Takashimaya is a swanky department store.

“Second floor, maybe. You no bake,” she said. “Already bake.”

“Oh,” I said, making perhaps my 50th mental vow to never again take a student’s word for anything. As if I didn’t know all too well by now that when someone says something you don’t understand, the only response you can give if you are choosing to pretend you’re following the conversation is, “Yes.” As if I haven’t done that a million times myself.

As I’ve mentioned, I obsess over foods rather quickly and my initial craving for just-out-of-the-oven chocolate chip cookies has morphed into an all-out American baked good fervor. Hence the plotting. Hence the planning. Hence my recent surprise to learn that there is a retail outlet in Japan that sells some basic baking ingredients and equipment for extra cheap.

This here is the baking section at Toys ‘R Us. I was there recently helping Sean pick out a present for his dojo friend who just had a baby girl. The Toys ‘R Us was close by and I was sure I’d seen baby clothes there before but within minutes we quickly realized there were no onesies to be found at this particular location. Sean wasn’t into the idea of adding to his friend’s rattle-and-stuffed bunny stockpile so we decided to just putter about for a bit and possibly buy candy before heading back. I hung a left at the doll aisle and found the Future Homemaker Corner.

Pastry makers. Potato chip crispers. Ice cream machines. Sushi rollers. It was such a far cry from the E-Z Bake ovens of my generation. Happily, Toys ‘R Us not only stocks the gizmos, it stocks the ingredients, too. Behold:

Dry yeast for 149 yen? Baking powder for 99? Cocoa powder for 299? I paid at least 500 yen for the chocolate powder I bought for my misbegotten brownies. I think I know where I’ll be coming for my dry yeast from now on.

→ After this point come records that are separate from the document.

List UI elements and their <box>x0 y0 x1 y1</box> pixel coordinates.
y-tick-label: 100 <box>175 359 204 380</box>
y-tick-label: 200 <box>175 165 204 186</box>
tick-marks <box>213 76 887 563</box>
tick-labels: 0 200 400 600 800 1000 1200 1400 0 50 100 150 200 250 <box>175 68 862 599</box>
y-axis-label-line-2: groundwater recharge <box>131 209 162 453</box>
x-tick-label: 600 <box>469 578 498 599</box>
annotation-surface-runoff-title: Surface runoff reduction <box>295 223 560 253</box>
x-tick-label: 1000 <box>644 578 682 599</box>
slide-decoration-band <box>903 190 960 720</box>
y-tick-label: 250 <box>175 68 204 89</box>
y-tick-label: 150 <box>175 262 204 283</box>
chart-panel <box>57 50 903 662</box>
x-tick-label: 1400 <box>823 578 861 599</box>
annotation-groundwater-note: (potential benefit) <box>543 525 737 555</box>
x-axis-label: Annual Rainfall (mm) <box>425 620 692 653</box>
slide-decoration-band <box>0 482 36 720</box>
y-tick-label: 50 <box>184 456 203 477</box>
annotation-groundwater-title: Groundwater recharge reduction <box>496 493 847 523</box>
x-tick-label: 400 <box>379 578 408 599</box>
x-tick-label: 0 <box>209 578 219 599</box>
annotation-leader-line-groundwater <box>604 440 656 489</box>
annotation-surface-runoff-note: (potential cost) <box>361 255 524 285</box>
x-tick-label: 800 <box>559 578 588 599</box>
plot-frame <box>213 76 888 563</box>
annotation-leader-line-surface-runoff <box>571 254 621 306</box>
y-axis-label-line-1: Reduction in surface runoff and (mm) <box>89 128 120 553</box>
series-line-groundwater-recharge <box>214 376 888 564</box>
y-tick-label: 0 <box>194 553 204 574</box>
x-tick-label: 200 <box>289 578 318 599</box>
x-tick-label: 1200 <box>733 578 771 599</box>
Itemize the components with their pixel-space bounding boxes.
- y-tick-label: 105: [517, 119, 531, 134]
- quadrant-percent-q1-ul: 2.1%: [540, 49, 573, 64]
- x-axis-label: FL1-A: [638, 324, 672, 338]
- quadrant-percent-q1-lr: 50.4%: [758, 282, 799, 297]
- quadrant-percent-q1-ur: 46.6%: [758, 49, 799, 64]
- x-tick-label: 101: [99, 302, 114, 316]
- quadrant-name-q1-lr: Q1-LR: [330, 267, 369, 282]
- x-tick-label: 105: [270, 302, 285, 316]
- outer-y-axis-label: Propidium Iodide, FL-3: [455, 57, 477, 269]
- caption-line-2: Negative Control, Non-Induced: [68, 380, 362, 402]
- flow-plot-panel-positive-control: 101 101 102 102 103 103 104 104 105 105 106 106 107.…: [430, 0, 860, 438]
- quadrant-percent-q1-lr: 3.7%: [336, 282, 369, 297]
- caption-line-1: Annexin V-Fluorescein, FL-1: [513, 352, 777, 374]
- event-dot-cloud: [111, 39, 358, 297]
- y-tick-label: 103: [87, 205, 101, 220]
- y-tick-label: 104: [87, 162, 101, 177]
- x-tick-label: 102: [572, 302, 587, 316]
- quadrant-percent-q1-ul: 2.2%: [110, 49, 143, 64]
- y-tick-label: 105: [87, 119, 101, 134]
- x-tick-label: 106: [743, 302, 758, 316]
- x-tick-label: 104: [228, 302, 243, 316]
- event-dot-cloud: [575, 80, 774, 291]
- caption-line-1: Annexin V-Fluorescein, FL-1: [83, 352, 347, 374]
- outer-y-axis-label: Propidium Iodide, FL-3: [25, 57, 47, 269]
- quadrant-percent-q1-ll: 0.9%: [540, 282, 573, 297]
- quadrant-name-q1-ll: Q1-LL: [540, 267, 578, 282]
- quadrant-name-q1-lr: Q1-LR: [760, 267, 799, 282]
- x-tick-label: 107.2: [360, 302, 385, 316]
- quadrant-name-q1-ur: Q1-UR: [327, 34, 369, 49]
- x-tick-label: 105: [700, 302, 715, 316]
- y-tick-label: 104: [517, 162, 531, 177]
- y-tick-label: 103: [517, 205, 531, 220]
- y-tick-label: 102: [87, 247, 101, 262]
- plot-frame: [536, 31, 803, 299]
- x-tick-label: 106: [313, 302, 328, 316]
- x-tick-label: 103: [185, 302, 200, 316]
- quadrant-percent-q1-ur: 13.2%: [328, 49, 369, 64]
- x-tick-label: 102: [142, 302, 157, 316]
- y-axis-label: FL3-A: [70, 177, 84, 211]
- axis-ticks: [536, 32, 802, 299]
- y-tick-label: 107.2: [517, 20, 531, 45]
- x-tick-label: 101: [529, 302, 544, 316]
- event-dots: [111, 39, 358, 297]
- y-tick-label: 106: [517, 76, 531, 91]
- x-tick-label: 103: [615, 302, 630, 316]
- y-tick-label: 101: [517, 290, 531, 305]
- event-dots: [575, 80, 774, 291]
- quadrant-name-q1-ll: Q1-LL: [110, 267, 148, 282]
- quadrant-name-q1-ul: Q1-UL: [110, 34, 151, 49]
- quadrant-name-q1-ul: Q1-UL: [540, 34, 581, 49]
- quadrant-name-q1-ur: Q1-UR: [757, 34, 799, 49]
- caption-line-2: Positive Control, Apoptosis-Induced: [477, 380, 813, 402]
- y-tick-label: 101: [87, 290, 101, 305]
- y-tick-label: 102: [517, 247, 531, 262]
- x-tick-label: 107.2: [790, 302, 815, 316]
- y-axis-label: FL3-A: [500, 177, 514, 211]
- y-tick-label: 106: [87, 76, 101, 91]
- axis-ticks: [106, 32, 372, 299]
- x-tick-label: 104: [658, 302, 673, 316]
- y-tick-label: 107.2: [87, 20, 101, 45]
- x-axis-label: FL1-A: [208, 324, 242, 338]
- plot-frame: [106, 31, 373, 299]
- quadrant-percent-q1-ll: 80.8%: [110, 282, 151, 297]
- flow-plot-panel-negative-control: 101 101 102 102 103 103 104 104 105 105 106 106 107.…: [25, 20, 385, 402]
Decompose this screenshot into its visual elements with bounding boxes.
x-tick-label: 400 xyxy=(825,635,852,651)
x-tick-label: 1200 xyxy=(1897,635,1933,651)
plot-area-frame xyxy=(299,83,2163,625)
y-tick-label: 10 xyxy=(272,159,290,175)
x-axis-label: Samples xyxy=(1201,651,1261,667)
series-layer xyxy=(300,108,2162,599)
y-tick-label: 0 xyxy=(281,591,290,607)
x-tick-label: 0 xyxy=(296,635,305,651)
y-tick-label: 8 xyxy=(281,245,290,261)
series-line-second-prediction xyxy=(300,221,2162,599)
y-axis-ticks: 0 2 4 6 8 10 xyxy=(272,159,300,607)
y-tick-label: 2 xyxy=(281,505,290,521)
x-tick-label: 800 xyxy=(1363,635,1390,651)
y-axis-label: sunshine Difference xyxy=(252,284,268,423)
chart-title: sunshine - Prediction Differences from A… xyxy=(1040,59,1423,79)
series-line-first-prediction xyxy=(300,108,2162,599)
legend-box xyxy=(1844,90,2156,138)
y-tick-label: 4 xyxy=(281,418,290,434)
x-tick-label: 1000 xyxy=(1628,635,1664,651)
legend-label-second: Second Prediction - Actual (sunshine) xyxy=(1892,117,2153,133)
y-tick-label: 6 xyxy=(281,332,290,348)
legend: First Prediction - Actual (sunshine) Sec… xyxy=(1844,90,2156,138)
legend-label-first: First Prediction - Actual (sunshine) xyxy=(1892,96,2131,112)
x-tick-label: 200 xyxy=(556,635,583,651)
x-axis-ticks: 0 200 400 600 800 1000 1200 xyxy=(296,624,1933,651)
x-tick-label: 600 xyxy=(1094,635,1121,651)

An infomercial starring squealing little girls played on loop as I scanned the items, wondering if it would be unacceptable for me to buy the Norimakimakki Kurukuru Party sushi roller for myself. What? Rolling sushi is hard. I gaped at the infomercial; how easily the little girls rolled their sushi and produced perfect ice cream. How cute they looked with their hair arranged in two buns high on either side of their heads like cute little panda ears! A price check stopped my fantasy in its tracks (5999 yen???), but not before I had envisioned myself in my own Norimakimakki infomercial, my hair in little panda ear buns and each fist wielding perfectly molded tekkamaki.

I honestly didn’t know whether to be hungry, angry or jealous. Did I want to eat delicious homemade goods more than I hated spending money or more than I wanted to be a model on Japanese TV? I might be an old, old woman before I figure that one out.